3. Composite metamaterial medium

In the previous section we showed that unlike the SRR structure, the labyrinth structure does not exhibit bianisotroy. In addition, we showed that the electric coupling to the magnetic resonance of the labyrinth structure is forbidden due to the balanced currents. These properties provide important improvements over the common SRR structure. It is natural to ask if one combines the labyrinth metamaterial medium with a suitable wire medium, would the resulting composite metamaterial medium (CMM) exhibit left-handed transmission within a frequency range.
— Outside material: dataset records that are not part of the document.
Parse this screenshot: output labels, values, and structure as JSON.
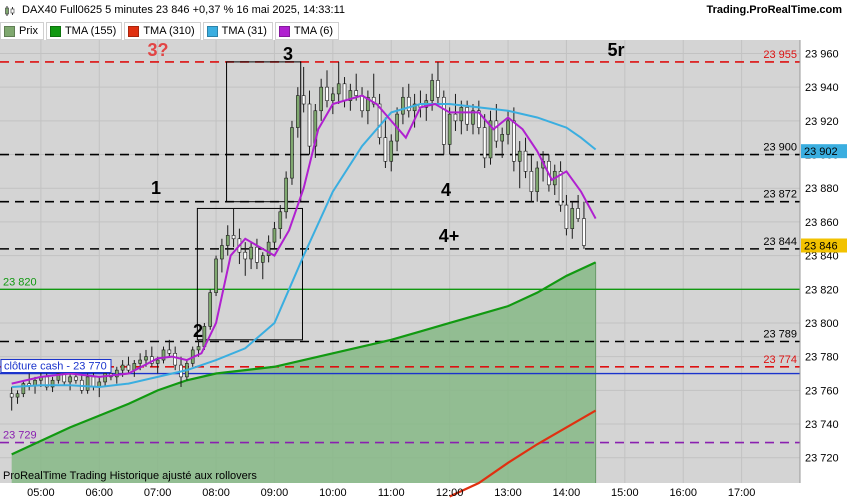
{
  "header": {
    "title": "DAX40 Full0625 5 minutes 23 846 +0,37 % 16 mai 2025, 14:33:11",
    "brand": "Trading.ProRealTime.com"
  },
  "legend": [
    {
      "label": "Prix",
      "color": "#7fa86f"
    },
    {
      "label": "TMA (155)",
      "color": "#119911"
    },
    {
      "label": "TMA (310)",
      "color": "#e03010"
    },
    {
      "label": "TMA (31)",
      "color": "#3aaee0"
    },
    {
      "label": "TMA (6)",
      "color": "#b020d0"
    }
  ],
  "footer": "ProRealTime Trading  Historique ajusté aux rollovers",
  "chart_data": {
    "type": "candlestick",
    "xlabels": [
      "05:00",
      "06:00",
      "07:00",
      "08:00",
      "09:00",
      "10:00",
      "11:00",
      "12:00",
      "13:00",
      "14:00",
      "15:00",
      "16:00",
      "17:00"
    ],
    "ylabels": [
      "23 720",
      "23 740",
      "23 760",
      "23 780",
      "23 800",
      "23 820",
      "23 840",
      "23 860",
      "23 880",
      "23 900",
      "23 920",
      "23 940",
      "23 960"
    ],
    "ylim": [
      23705,
      23968
    ],
    "levels": [
      {
        "value": 23955,
        "label": "23 955",
        "color": "#dd1111",
        "style": "dashed"
      },
      {
        "value": 23900,
        "label": "23 900",
        "color": "#000000",
        "style": "dashed"
      },
      {
        "value": 23872,
        "label": "23 872",
        "color": "#000000",
        "style": "dashed"
      },
      {
        "value": 23844,
        "label": "23 844",
        "color": "#000000",
        "style": "dashed"
      },
      {
        "value": 23820,
        "label": "23 820",
        "color": "#119911",
        "style": "solid"
      },
      {
        "value": 23789,
        "label": "23 789",
        "color": "#000000",
        "style": "dashed"
      },
      {
        "value": 23774,
        "label": "23 774",
        "color": "#dd1111",
        "style": "dashed"
      },
      {
        "value": 23770,
        "label": "clôture cash -  23 770",
        "color": "#1a33cc",
        "style": "solid"
      },
      {
        "value": 23729,
        "label": "23 729",
        "color": "#8a20b0",
        "style": "dashed"
      }
    ],
    "price_tags": [
      {
        "value": 23902,
        "label": "23 902",
        "bg": "#3aaee0"
      },
      {
        "value": 23846,
        "label": "23 846",
        "bg": "#f2c200"
      }
    ],
    "annotations": [
      "3?",
      "3",
      "5r",
      "1",
      "4",
      "4+",
      "2"
    ],
    "tma6": [
      [
        4.5,
        23764
      ],
      [
        5,
        23768
      ],
      [
        5.5,
        23770
      ],
      [
        6,
        23768
      ],
      [
        6.5,
        23770
      ],
      [
        7,
        23779
      ],
      [
        7.25,
        23780
      ],
      [
        7.5,
        23778
      ],
      [
        7.75,
        23782
      ],
      [
        8,
        23800
      ],
      [
        8.25,
        23840
      ],
      [
        8.5,
        23850
      ],
      [
        8.75,
        23845
      ],
      [
        9,
        23840
      ],
      [
        9.25,
        23855
      ],
      [
        9.5,
        23880
      ],
      [
        9.75,
        23915
      ],
      [
        10,
        23930
      ],
      [
        10.5,
        23935
      ],
      [
        10.75,
        23930
      ],
      [
        11,
        23920
      ],
      [
        11.25,
        23910
      ],
      [
        11.5,
        23928
      ],
      [
        11.75,
        23930
      ],
      [
        12,
        23925
      ],
      [
        12.5,
        23925
      ],
      [
        12.75,
        23915
      ],
      [
        13,
        23922
      ],
      [
        13.25,
        23915
      ],
      [
        13.5,
        23902
      ],
      [
        13.75,
        23885
      ],
      [
        14,
        23890
      ],
      [
        14.25,
        23878
      ],
      [
        14.5,
        23862
      ]
    ],
    "tma31": [
      [
        4.5,
        23762
      ],
      [
        5,
        23763
      ],
      [
        5.5,
        23763
      ],
      [
        6,
        23762
      ],
      [
        6.5,
        23764
      ],
      [
        7,
        23768
      ],
      [
        7.5,
        23772
      ],
      [
        8,
        23778
      ],
      [
        8.5,
        23785
      ],
      [
        9,
        23800
      ],
      [
        9.25,
        23820
      ],
      [
        9.5,
        23840
      ],
      [
        10,
        23878
      ],
      [
        10.5,
        23905
      ],
      [
        11,
        23925
      ],
      [
        11.5,
        23930
      ],
      [
        12,
        23930
      ],
      [
        12.5,
        23928
      ],
      [
        13,
        23926
      ],
      [
        13.5,
        23922
      ],
      [
        14,
        23916
      ],
      [
        14.25,
        23910
      ],
      [
        14.5,
        23903
      ]
    ],
    "tma155": [
      [
        4.5,
        23722
      ],
      [
        5,
        23730
      ],
      [
        5.5,
        23738
      ],
      [
        6,
        23745
      ],
      [
        6.5,
        23752
      ],
      [
        7,
        23760
      ],
      [
        7.5,
        23766
      ],
      [
        8,
        23770
      ],
      [
        8.5,
        23772
      ],
      [
        9,
        23774
      ],
      [
        9.5,
        23778
      ],
      [
        10,
        23782
      ],
      [
        10.5,
        23786
      ],
      [
        11,
        23790
      ],
      [
        11.5,
        23795
      ],
      [
        12,
        23800
      ],
      [
        12.5,
        23805
      ],
      [
        13,
        23810
      ],
      [
        13.5,
        23818
      ],
      [
        14,
        23828
      ],
      [
        14.5,
        23836
      ]
    ],
    "tma310": [
      [
        12,
        23697
      ],
      [
        12.5,
        23705
      ],
      [
        13,
        23717
      ],
      [
        13.5,
        23728
      ],
      [
        14,
        23738
      ],
      [
        14.5,
        23748
      ]
    ],
    "boxes": [
      {
        "t0": 8.18,
        "t1": 9.45,
        "top": 23955,
        "bottom": 23872
      },
      {
        "t0": 7.68,
        "t1": 9.48,
        "top": 23868,
        "bottom": 23790
      }
    ],
    "candles": [
      [
        4.5,
        23758,
        23762,
        23748,
        23756
      ],
      [
        4.6,
        23756,
        23760,
        23752,
        23758
      ],
      [
        4.7,
        23758,
        23766,
        23756,
        23764
      ],
      [
        4.8,
        23764,
        23770,
        23760,
        23763
      ],
      [
        4.9,
        23763,
        23768,
        23758,
        23766
      ],
      [
        5.0,
        23766,
        23772,
        23762,
        23768
      ],
      [
        5.1,
        23768,
        23770,
        23760,
        23762
      ],
      [
        5.2,
        23762,
        23768,
        23759,
        23766
      ],
      [
        5.3,
        23766,
        23772,
        23764,
        23770
      ],
      [
        5.4,
        23770,
        23772,
        23763,
        23765
      ],
      [
        5.5,
        23765,
        23770,
        23760,
        23768
      ],
      [
        5.6,
        23768,
        23772,
        23764,
        23766
      ],
      [
        5.7,
        23766,
        23769,
        23758,
        23760
      ],
      [
        5.8,
        23760,
        23770,
        23758,
        23768
      ],
      [
        5.9,
        23768,
        23772,
        23760,
        23762
      ],
      [
        6.0,
        23762,
        23768,
        23756,
        23765
      ],
      [
        6.1,
        23765,
        23772,
        23762,
        23770
      ],
      [
        6.2,
        23770,
        23776,
        23766,
        23768
      ],
      [
        6.3,
        23768,
        23774,
        23764,
        23772
      ],
      [
        6.4,
        23772,
        23778,
        23768,
        23775
      ],
      [
        6.5,
        23775,
        23780,
        23770,
        23772
      ],
      [
        6.6,
        23772,
        23778,
        23768,
        23776
      ],
      [
        6.7,
        23776,
        23782,
        23772,
        23778
      ],
      [
        6.8,
        23778,
        23784,
        23774,
        23780
      ],
      [
        6.9,
        23780,
        23786,
        23774,
        23776
      ],
      [
        7.0,
        23776,
        23780,
        23770,
        23778
      ],
      [
        7.1,
        23778,
        23786,
        23776,
        23784
      ],
      [
        7.2,
        23784,
        23790,
        23780,
        23782
      ],
      [
        7.3,
        23782,
        23786,
        23772,
        23775
      ],
      [
        7.4,
        23775,
        23780,
        23762,
        23768
      ],
      [
        7.5,
        23768,
        23778,
        23766,
        23776
      ],
      [
        7.6,
        23776,
        23786,
        23774,
        23784
      ],
      [
        7.7,
        23784,
        23790,
        23780,
        23786
      ],
      [
        7.8,
        23786,
        23800,
        23784,
        23798
      ],
      [
        7.9,
        23798,
        23820,
        23796,
        23818
      ],
      [
        8.0,
        23818,
        23840,
        23816,
        23838
      ],
      [
        8.1,
        23838,
        23850,
        23830,
        23846
      ],
      [
        8.2,
        23846,
        23858,
        23840,
        23852
      ],
      [
        8.3,
        23852,
        23868,
        23845,
        23850
      ],
      [
        8.4,
        23850,
        23856,
        23835,
        23842
      ],
      [
        8.5,
        23842,
        23848,
        23828,
        23838
      ],
      [
        8.6,
        23838,
        23848,
        23832,
        23845
      ],
      [
        8.7,
        23845,
        23850,
        23832,
        23836
      ],
      [
        8.8,
        23836,
        23842,
        23826,
        23840
      ],
      [
        8.9,
        23840,
        23852,
        23836,
        23848
      ],
      [
        9.0,
        23848,
        23860,
        23844,
        23856
      ],
      [
        9.1,
        23856,
        23870,
        23850,
        23866
      ],
      [
        9.2,
        23866,
        23890,
        23862,
        23886
      ],
      [
        9.3,
        23886,
        23920,
        23882,
        23916
      ],
      [
        9.4,
        23916,
        23940,
        23910,
        23935
      ],
      [
        9.5,
        23935,
        23952,
        23925,
        23930
      ],
      [
        9.6,
        23930,
        23938,
        23900,
        23905
      ],
      [
        9.7,
        23905,
        23930,
        23898,
        23926
      ],
      [
        9.8,
        23926,
        23945,
        23920,
        23940
      ],
      [
        9.9,
        23940,
        23950,
        23928,
        23932
      ],
      [
        10.0,
        23932,
        23940,
        23924,
        23936
      ],
      [
        10.1,
        23936,
        23955,
        23930,
        23942
      ],
      [
        10.2,
        23942,
        23946,
        23928,
        23932
      ],
      [
        10.3,
        23932,
        23942,
        23926,
        23938
      ],
      [
        10.4,
        23938,
        23948,
        23932,
        23935
      ],
      [
        10.5,
        23935,
        23940,
        23922,
        23926
      ],
      [
        10.6,
        23926,
        23938,
        23918,
        23934
      ],
      [
        10.7,
        23934,
        23948,
        23928,
        23930
      ],
      [
        10.8,
        23930,
        23936,
        23906,
        23910
      ],
      [
        10.9,
        23910,
        23922,
        23892,
        23896
      ],
      [
        11.0,
        23896,
        23912,
        23890,
        23908
      ],
      [
        11.1,
        23908,
        23928,
        23902,
        23924
      ],
      [
        11.2,
        23924,
        23940,
        23918,
        23934
      ],
      [
        11.3,
        23934,
        23942,
        23922,
        23926
      ],
      [
        11.4,
        23926,
        23936,
        23916,
        23930
      ],
      [
        11.5,
        23930,
        23938,
        23922,
        23928
      ],
      [
        11.6,
        23928,
        23936,
        23920,
        23932
      ],
      [
        11.7,
        23932,
        23948,
        23926,
        23944
      ],
      [
        11.8,
        23944,
        23955,
        23930,
        23934
      ],
      [
        11.9,
        23934,
        23938,
        23900,
        23906
      ],
      [
        12.0,
        23906,
        23928,
        23900,
        23924
      ],
      [
        12.1,
        23924,
        23936,
        23914,
        23920
      ],
      [
        12.2,
        23920,
        23932,
        23912,
        23928
      ],
      [
        12.3,
        23928,
        23932,
        23914,
        23918
      ],
      [
        12.4,
        23918,
        23930,
        23912,
        23926
      ],
      [
        12.5,
        23926,
        23932,
        23912,
        23916
      ],
      [
        12.6,
        23916,
        23924,
        23892,
        23898
      ],
      [
        12.7,
        23898,
        23926,
        23894,
        23920
      ],
      [
        12.8,
        23920,
        23930,
        23904,
        23908
      ],
      [
        12.9,
        23908,
        23916,
        23898,
        23912
      ],
      [
        13.0,
        23912,
        23926,
        23906,
        23920
      ],
      [
        13.1,
        23920,
        23928,
        23890,
        23896
      ],
      [
        13.2,
        23896,
        23908,
        23880,
        23902
      ],
      [
        13.3,
        23902,
        23910,
        23886,
        23890
      ],
      [
        13.4,
        23890,
        23900,
        23872,
        23878
      ],
      [
        13.5,
        23878,
        23896,
        23872,
        23892
      ],
      [
        13.6,
        23892,
        23902,
        23884,
        23896
      ],
      [
        13.7,
        23896,
        23900,
        23878,
        23882
      ],
      [
        13.8,
        23882,
        23894,
        23876,
        23890
      ],
      [
        13.9,
        23890,
        23896,
        23866,
        23870
      ],
      [
        14.0,
        23870,
        23876,
        23852,
        23856
      ],
      [
        14.1,
        23856,
        23872,
        23850,
        23868
      ],
      [
        14.2,
        23868,
        23876,
        23860,
        23862
      ],
      [
        14.3,
        23862,
        23872,
        23844,
        23846
      ]
    ]
  }
}
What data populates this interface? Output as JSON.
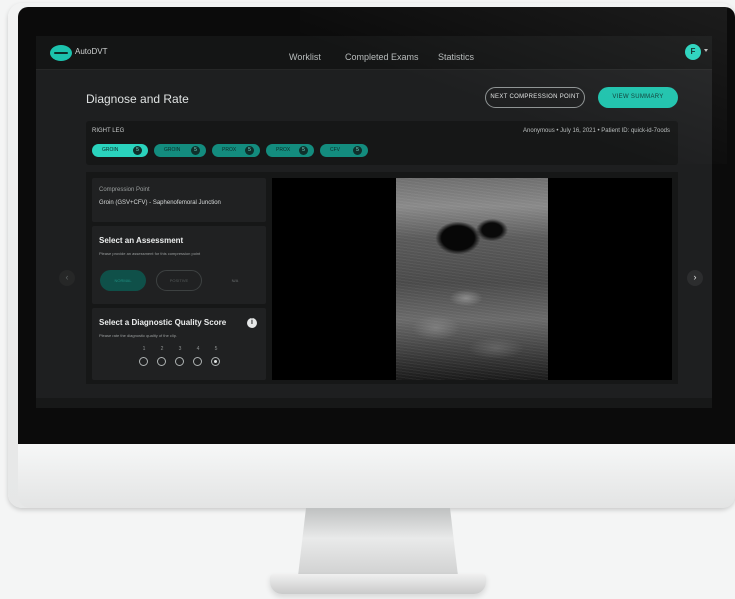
{
  "app": {
    "brand": "AutoDVT",
    "avatar_initial": "F"
  },
  "nav": {
    "items": [
      "Worklist",
      "Completed Exams",
      "Statistics"
    ]
  },
  "page": {
    "title": "Diagnose and Rate",
    "next_button": "NEXT COMPRESSION POINT",
    "summary_button": "VIEW SUMMARY"
  },
  "leg": {
    "label": "RIGHT LEG",
    "patient_info": "Anonymous  •  July 16, 2021  •  Patient ID: quick-id-7oods",
    "points": [
      {
        "label": "GROIN",
        "count": "5",
        "active": true
      },
      {
        "label": "GROIN",
        "count": "5",
        "active": false
      },
      {
        "label": "PROX",
        "count": "5",
        "active": false
      },
      {
        "label": "PROX",
        "count": "5",
        "active": false
      },
      {
        "label": "CFV",
        "count": "5",
        "active": false
      }
    ]
  },
  "compression_point": {
    "label": "Compression Point",
    "value": "Groin (GSV+CFV) - Saphenofemoral Junction"
  },
  "assessment": {
    "title": "Select an Assessment",
    "subtitle": "Please provide an assessment for this compression point",
    "options": [
      "NORMAL",
      "POSITIVE",
      "N/A"
    ]
  },
  "quality": {
    "title": "Select a Diagnostic Quality Score",
    "subtitle": "Please rate the diagnostic quality of the clip.",
    "scores": [
      "1",
      "2",
      "3",
      "4",
      "5"
    ],
    "selected": "5"
  },
  "colors": {
    "accent": "#1fc3ad",
    "accent_dim": "#138c7e",
    "screen_bg": "#1e1f20",
    "panel_bg": "#161717"
  },
  "icons": {
    "logo": "autodvt-logo-icon",
    "info": "info-icon",
    "prev": "chevron-left-icon",
    "next": "chevron-right-icon"
  }
}
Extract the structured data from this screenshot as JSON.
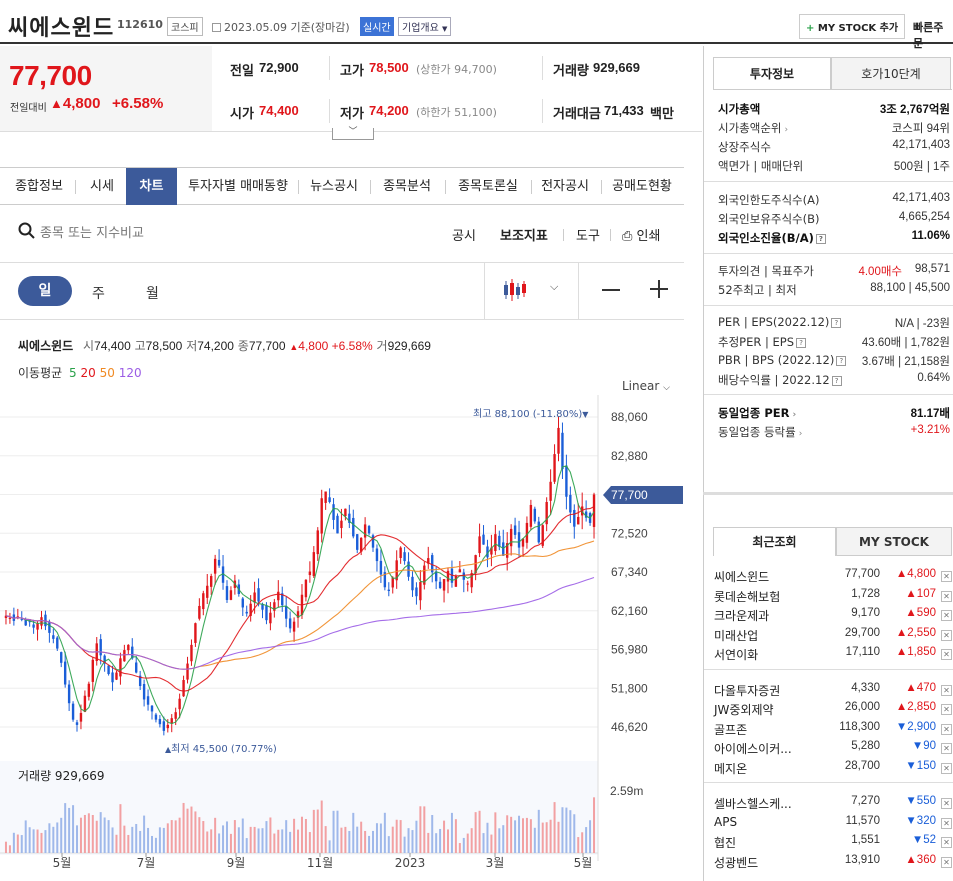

The wire medium that we considered in our study was a one-dimensional periodic arrangement of metal stripes on the back surface of the printed circuit boards (PCB). The width of the wire stripes was chosen to be 2.5 mm. This choice was made in order to obtain a plasma frequency at a far enough frequency from the magnetic resonance of the labyrinth structure. The length of the wire stripes was 17.6 cm and the thickness of the stripes was 0.05 mm. The periodic arrangement of wire stripes had a lattice constant of 8.8 mm along y-axis and 6.5 mm along x-axis. The propagation direction was along y-axis. There were 10 layers of wire stripes along the y direction and 25 layers along the x direction. Measured transmission spectrum of the wire medium is shown in Fig. 4(a). The transmission spectrum for the wire medium exhibits a forbidden frequency range of up to 10.45 GHz. The plasma edge (10.45 GHz) of the wire medium is 4.2 GHz above the magnetic resonance of the labyrinth structure.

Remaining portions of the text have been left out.